Une pom-pom girl chasseuse de zombies. Sérieusement ? Avec Suda51 aux manettes, le jeu de série Z réussit son passage dans la division mainstream.
Responsable (au moins en partie) d’un des plus gros nanars du jeu vidéo (Michigan Report From Hell, également à l’honneur sur Merlanfrit), Suda « 51 » Goichi a réussi à se tailler une réputation d’auteur culte en une poignée de titres inspirés aussi bien du Château de Kafka que du catch Lucha Libre. Dans la foulée du succès critique killer7 (deux Edge Awards, tout de même), il se lance dans No More Heroes. La direction artistique est comparable mais la jouabilité, tirant avantageusement parti des limitations de la télécommande Wii pour ses combats de sabres laser, met tout le monde d’accord. De critique, le succès devient commercial et Suda a les roues libres pour développer une suite. Ce sera Desperate Struggle, et ce sera catastrophique. Dans le même temps, le bonhomme livre (mais de loin) Shadows of the Damned pour EA. Trop peu de gens, en fait, y ont joué pour en dire quoi que ce soit.
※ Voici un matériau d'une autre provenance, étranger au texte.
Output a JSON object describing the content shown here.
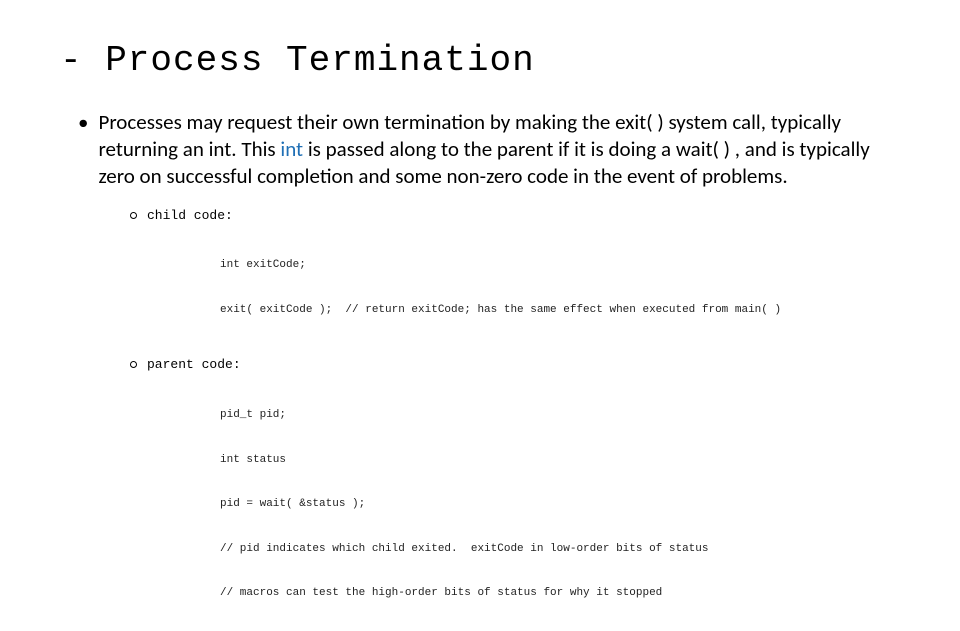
{
  "title": "- Process Termination",
  "bullet": {
    "marker": "•",
    "text_before": "Processes may request their own termination by making the exit( ) system call, typically returning an int. This ",
    "link_text": "int",
    "text_after": " is passed along to the parent if it is doing a wait( ) , and is typically zero on successful completion and some non-zero code in the event of problems."
  },
  "code_sections": [
    {
      "label": "child code:",
      "lines": [
        "int exitCode;",
        "exit( exitCode );  // return exitCode; has the same effect when executed from main( )"
      ]
    },
    {
      "label": "parent code:",
      "lines": [
        "pid_t pid;",
        "int status",
        "pid = wait( &status );",
        "// pid indicates which child exited.  exitCode in low-order bits of status",
        "// macros can test the high-order bits of status for why it stopped"
      ]
    }
  ]
}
Là-dessus, Grasshopper Manufacture (studio dont Goichi est aussi le PDG, dans la grande tradition des artistes businessmen du milieu) annonce Lollipop Chainsaw. Au programme : des zombies et une pom-pom girl armée d’une tronçonneuse. Chez les fans de la première heure comme chez les éternels sceptiques, on crie au crépuscule. Suda 51, l’enfant terrible, l’intransigeant qui donna des sueurs froides à Hiroyuki Kobayashi [1], le clown qui assurait la promo de ses jeux en se filmant aux toilettes, serait donc rentré dans le rang, tournant en rond sur des pitch convenus et trop évidents. Notre confrère Jérôme Dittmar, à l’époque, écrivit sur feu le blog Chamboultout que Suda n’avait plus rien à vendre, plus rien d’intéressant à dire, plus d’inspiration. On le crut volontiers. Puis ce même chroniqueur signa une critique des plus élogieuses du jeu sur Chronic’art. Et bizarrement, on n’eut guère plus de mal à adhérer. Car le jeu, justement.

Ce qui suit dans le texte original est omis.